Dans de nombreux pays africains, le secteur informel représente jusqu’à 36% du PIB et crée une majorité des emplois. Il permet souvent à ceux qui n’ont pas accès au marché formel de subvenir à leurs besoins. Il est flexible, innovant et s’adapte rapidement aux besoins du marché. Imaginez un peu comme un champignon dans une forêt : il pousse là où il trouve de la place !

Le secteur informel est-il uniquement une option de survie ?

Certaines personnes pensent que le secteur informel n’est qu’une question de survie, mais c’est bien plus que cela. Il représente aussi des choix délibérés de micro-entrepreneurs qui souhaitent contester les normes établies du marché formel. Alors, la prochaine fois que vous voyez un artisan local, rappelez-vous qu’il construit son avenir !

Quels sont les défis auxquels le secteur informel est confronté ?

Malgré sa vitalité, le secteur informel fait face à des défis tels que le manque d’accès au financement, l’absence de protections sociales et les pressions pour la formalisation. C’est un peu comme essayer de jongler avec des œufs – un faux mouvement, et tout pourrait tomber !

La formalisation du secteur informel est-elle nécessaire ?

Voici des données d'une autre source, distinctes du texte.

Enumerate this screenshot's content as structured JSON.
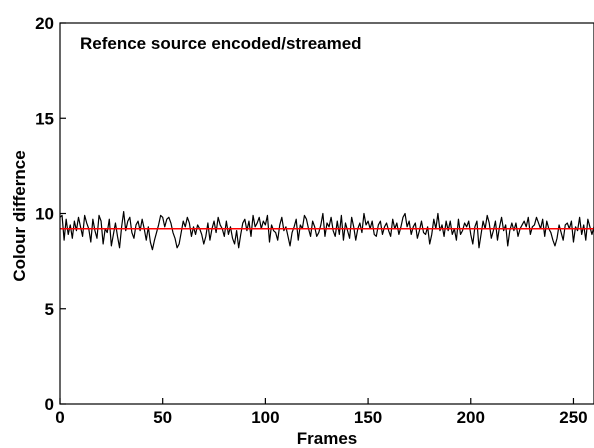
{
  "chart_data": {
    "type": "line",
    "title": "Refence source encoded/streamed",
    "xlabel": "Frames",
    "ylabel": "Colour differnce",
    "xlim": [
      0,
      260
    ],
    "ylim": [
      0,
      20
    ],
    "xticks": [
      0,
      50,
      100,
      150,
      200,
      250
    ],
    "yticks": [
      0,
      5,
      10,
      15,
      20
    ],
    "grid": false,
    "series": [
      {
        "color": "#000000",
        "x_start": 0,
        "x_step": 1,
        "values": [
          9.8,
          9.9,
          8.6,
          9.7,
          8.9,
          9.4,
          8.7,
          9.6,
          9.1,
          9.8,
          9.3,
          8.8,
          9.9,
          9.5,
          9.2,
          8.5,
          9.7,
          9.1,
          8.7,
          9.9,
          9.6,
          8.4,
          9.2,
          9.0,
          9.7,
          8.3,
          8.9,
          9.5,
          8.8,
          8.2,
          9.3,
          10.1,
          9.1,
          9.6,
          9.8,
          9.0,
          8.7,
          9.4,
          9.6,
          9.1,
          9.7,
          9.2,
          8.6,
          9.3,
          8.5,
          8.1,
          8.6,
          9.0,
          9.4,
          9.9,
          9.8,
          9.3,
          9.7,
          9.8,
          9.5,
          9.0,
          8.7,
          8.2,
          8.4,
          9.0,
          9.6,
          9.3,
          9.8,
          9.5,
          8.8,
          9.3,
          8.9,
          9.4,
          9.2,
          8.9,
          8.4,
          8.8,
          9.5,
          8.6,
          9.2,
          9.6,
          9.0,
          9.8,
          9.4,
          9.2,
          8.8,
          9.6,
          8.9,
          9.3,
          8.7,
          8.4,
          9.1,
          8.2,
          8.9,
          9.5,
          9.7,
          9.1,
          9.6,
          8.8,
          9.9,
          9.3,
          9.5,
          9.8,
          9.2,
          9.6,
          9.4,
          9.9,
          8.5,
          9.4,
          9.1,
          9.0,
          8.6,
          9.4,
          9.8,
          9.1,
          9.3,
          8.8,
          8.3,
          9.0,
          9.3,
          9.7,
          8.6,
          9.4,
          9.2,
          9.9,
          9.7,
          9.2,
          8.8,
          9.6,
          9.3,
          8.8,
          9.0,
          9.4,
          10.0,
          8.8,
          9.5,
          9.3,
          9.8,
          9.1,
          8.8,
          9.6,
          8.9,
          9.9,
          8.6,
          9.5,
          9.1,
          8.7,
          9.8,
          9.3,
          8.6,
          9.2,
          9.5,
          9.0,
          10.0,
          9.4,
          9.6,
          9.2,
          9.6,
          8.9,
          8.8,
          9.4,
          9.6,
          8.9,
          9.3,
          9.5,
          9.1,
          8.8,
          9.7,
          9.2,
          9.5,
          8.9,
          9.3,
          9.8,
          10.0,
          9.3,
          9.6,
          8.9,
          9.3,
          9.5,
          8.7,
          9.1,
          9.6,
          9.0,
          8.9,
          9.3,
          8.4,
          8.9,
          9.7,
          9.2,
          10.0,
          9.1,
          9.4,
          8.8,
          9.6,
          9.1,
          9.6,
          8.9,
          9.2,
          8.6,
          9.7,
          8.9,
          9.1,
          9.5,
          9.3,
          9.6,
          8.9,
          8.4,
          9.3,
          9.6,
          8.2,
          8.9,
          9.6,
          9.2,
          9.9,
          9.5,
          8.7,
          9.1,
          9.6,
          8.6,
          9.3,
          9.8,
          9.1,
          9.4,
          8.3,
          9.1,
          9.5,
          9.1,
          9.5,
          8.8,
          9.2,
          9.4,
          9.6,
          9.3,
          9.8,
          8.9,
          9.3,
          9.4,
          9.8,
          9.5,
          9.2,
          9.7,
          8.8,
          9.6,
          9.2,
          9.0,
          8.6,
          8.3,
          8.7,
          9.4,
          9.0,
          8.6,
          9.4,
          9.5,
          9.2,
          9.6,
          8.5,
          9.3,
          9.1,
          9.8,
          8.9,
          9.4,
          8.6,
          9.7,
          9.3,
          8.9,
          9.3,
          9.7,
          8.9,
          9.6,
          9.1,
          8.8,
          9.5,
          10.1,
          8.6,
          9.7,
          10.0,
          10.1
        ]
      },
      {
        "color": "#ff0000",
        "x": [
          0,
          260
        ],
        "values": [
          9.2,
          9.2
        ]
      }
    ]
  }
}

C’est un sujet de débat chaud ! D’un côté, la formalisation pourrait offrir des protections et des aides qui manquent cruellement. Mais, d’un autre côté, certains craignent que cela mette trop de pression sur de petits entrepreneurs. La clé est de trouver un équilibre – comme un bon plat épicé, juste assez de piment !

Quels sont les exemples de succès dans le secteur informel ?

Des histoires inspirantes comme celle des coopératives féminines au Sénégal montrent comment les acteurs de l’informel peuvent créer des modèles durables, offrant des formations et des emplois à de nombreuses personnes. Ces entrepreneurs montrent que, même sans un bureau en béton, on peut construire quelque chose de solide !

Comment le secteur informel peut-il contribuer au développement économique ?

Investir dans le secteur informel peut générer des retombées économiques énormes. Les petites entreprises informelles injectent des ressources dans les économies locales et contribuent à l’innovation. Pensez à ces stands de nourriture qui font le tour du voisinage : ils ne nourrissent pas seulement des gens, mais ils alimentent aussi l’économie locale.

Que devraient faire les gouvernements pour soutenir le secteur informel ?

Les gouvernements pourraient offrir des incitations fiscales, faciliter l’accès au financement, améliorer la protection des droits des travailleurs et créer des conditions favorables à la croissance de l’entrepreneuriat.